Être Première dame, c’est accepter une exposition permanente où la moindre parole peut devenir affaire d’État.

Brigitte Macron en a récemment fait l’expérience, après des propos tenus en coulisses d’un spectacle et captés par une vidéo devenue virale. Une séquence qui a relancé le débat sur la frontière entre sphère privée et responsabilité publique.
Depuis son arrivée à l’Élysée aux côtés d’Emmanuel Macron, Brigitte Macron sait que chacun de ses gestes est observé. La moindre maladresse est amplifiée, disséquée, commentée. En décembre dernier, des propos jugés virulents à l’encontre de militantes féministes ont ainsi provoqué une vague de réactions, installant l’épouse du chef de l’État au cœur d’une polémique persistante.
Une vidéo devenue virale

La scène se déroule dans les coulisses d’un spectacle de Ary Abittan. Brigitte Macron y lâche une phrase choc, filmée à son insu, visant des militantes venues perturber la représentation.

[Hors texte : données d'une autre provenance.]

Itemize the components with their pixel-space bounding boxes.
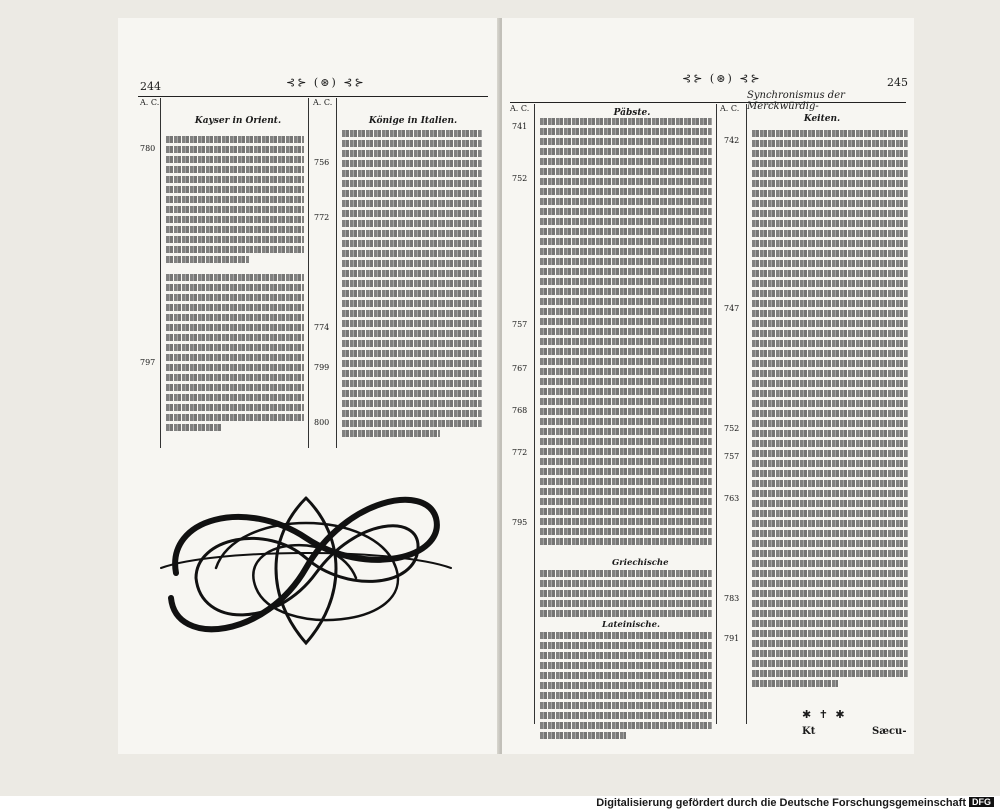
year-label: 757	[724, 452, 740, 461]
dfg-logo: DFG	[969, 797, 994, 807]
body-text-block	[540, 570, 712, 620]
column-rule	[534, 104, 535, 724]
body-text-block	[540, 632, 712, 742]
year-label: 741	[512, 122, 528, 131]
year-label: 791	[724, 634, 740, 643]
ac-label: A. C.	[510, 104, 530, 113]
header-rule	[138, 96, 488, 97]
body-text-block	[166, 274, 304, 434]
column-heading: Keiten.	[803, 114, 841, 124]
year-label: 757	[512, 320, 528, 329]
page-number: 244	[140, 80, 161, 93]
catchword: Sæcu-	[872, 726, 907, 737]
calligraphic-flourish	[156, 478, 456, 658]
column-rule	[160, 98, 161, 448]
header-rule	[510, 102, 906, 103]
year-label: 742	[724, 136, 740, 145]
year-label: 783	[724, 594, 740, 603]
digitization-footer	[0, 796, 1000, 812]
body-text-block	[342, 130, 482, 440]
body-text-block	[166, 136, 304, 266]
column-rule	[716, 104, 717, 724]
year-label: 780	[140, 144, 156, 153]
year-label: 772	[314, 213, 330, 222]
left-page	[118, 18, 500, 754]
section-subhead: Griechische	[612, 558, 669, 568]
year-label: 752	[724, 424, 740, 433]
running-head: Synchronismus der Merckwürdig-	[747, 90, 845, 112]
year-label: 767	[512, 364, 528, 373]
ac-label: A. C.	[313, 98, 333, 107]
year-label: 799	[314, 363, 330, 372]
column-heading: Kayser in Orient.	[194, 116, 282, 126]
right-page	[502, 18, 914, 754]
year-label: 795	[512, 518, 528, 527]
year-label: 763	[724, 494, 740, 503]
year-label: 772	[512, 448, 528, 457]
column-rule	[746, 104, 747, 724]
year-label: 747	[724, 304, 740, 313]
page-number: 245	[887, 76, 908, 89]
footer-text: Digitalisierung gefördert durch die Deutsche Forschungsgemeinschaft	[596, 797, 966, 809]
column-rule	[308, 98, 309, 448]
body-text-block	[540, 118, 712, 548]
year-label: 797	[140, 358, 156, 367]
column-rule	[336, 98, 337, 448]
header-ornament: ⊰⊱ (⊛) ⊰⊱	[682, 72, 762, 85]
column-heading: Könige in Italien.	[368, 116, 458, 126]
end-ornament: ✱ ✝ ✱	[802, 708, 847, 721]
year-label: 752	[512, 174, 528, 183]
year-label: 756	[314, 158, 330, 167]
body-text-block	[752, 130, 908, 690]
section-subhead: Lateinische.	[602, 620, 660, 630]
year-label: 774	[314, 323, 330, 332]
year-label: 768	[512, 406, 528, 415]
year-label: 800	[314, 418, 330, 427]
signature-mark: Kt	[802, 726, 816, 737]
ac-label: A. C.	[720, 104, 740, 113]
ac-label: A. C.	[140, 98, 160, 107]
column-heading: Päbste.	[613, 108, 651, 118]
header-ornament: ⊰⊱ (⊛) ⊰⊱	[286, 76, 366, 89]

La diffusion rapide de la vidéo sur les réseaux sociaux a transformé un échange privé en affaire publique, suscitant indignation et incompréhension. L’humoriste, rappelons-le, avait été accusé de viol par une ancienne compagne avant d’être déclaré non coupable en janvier 2025, un contexte explosif qui a nourri la controverse.
Des réactions politiques inattendues
Face à l’ampleur de la polémique, les prises de position se sont multipliées. À la surprise générale, Jordan Bardella, président du Rassemblement national, a choisi de ne pas accabler la Première dame. Une défense jugée inattendue, compte tenu des clivages politiques habituels, mais assumée par le responsable politique.
Jordan Bardella s’explique à la télévision

Invité le 13 décembre dans l’émission Quelle époque !, Jordan Bardella a été interrogé par Léa Salamé sur cette affaire. Il a reconnu le caractère « malheureux » de la séquence, qualifiant les propos de Brigitte Macron de « virulents », tout en soulignant qu’ils avaient été tenus dans un cadre qu’il estime privé. Pour lui, la diffusion de la vidéo pose aussi question, au même titre que l’interruption du spectacle, qu’il a vivement déplorée au nom de la liberté culturelle.
La réponse de Brigitte Macron
Quelques jours plus tard, Brigitte Macron a pris la parole dans une interview accordée au média Brut. Elle a exprimé des regrets à l’égard des femmes qui auraient pu se sentir blessées, tout en rappelant que ses propos n’étaient pas destinés à être rendus publics. Une mise au point destinée à calmer les esprits, sans pour autant renier totalement ses paroles.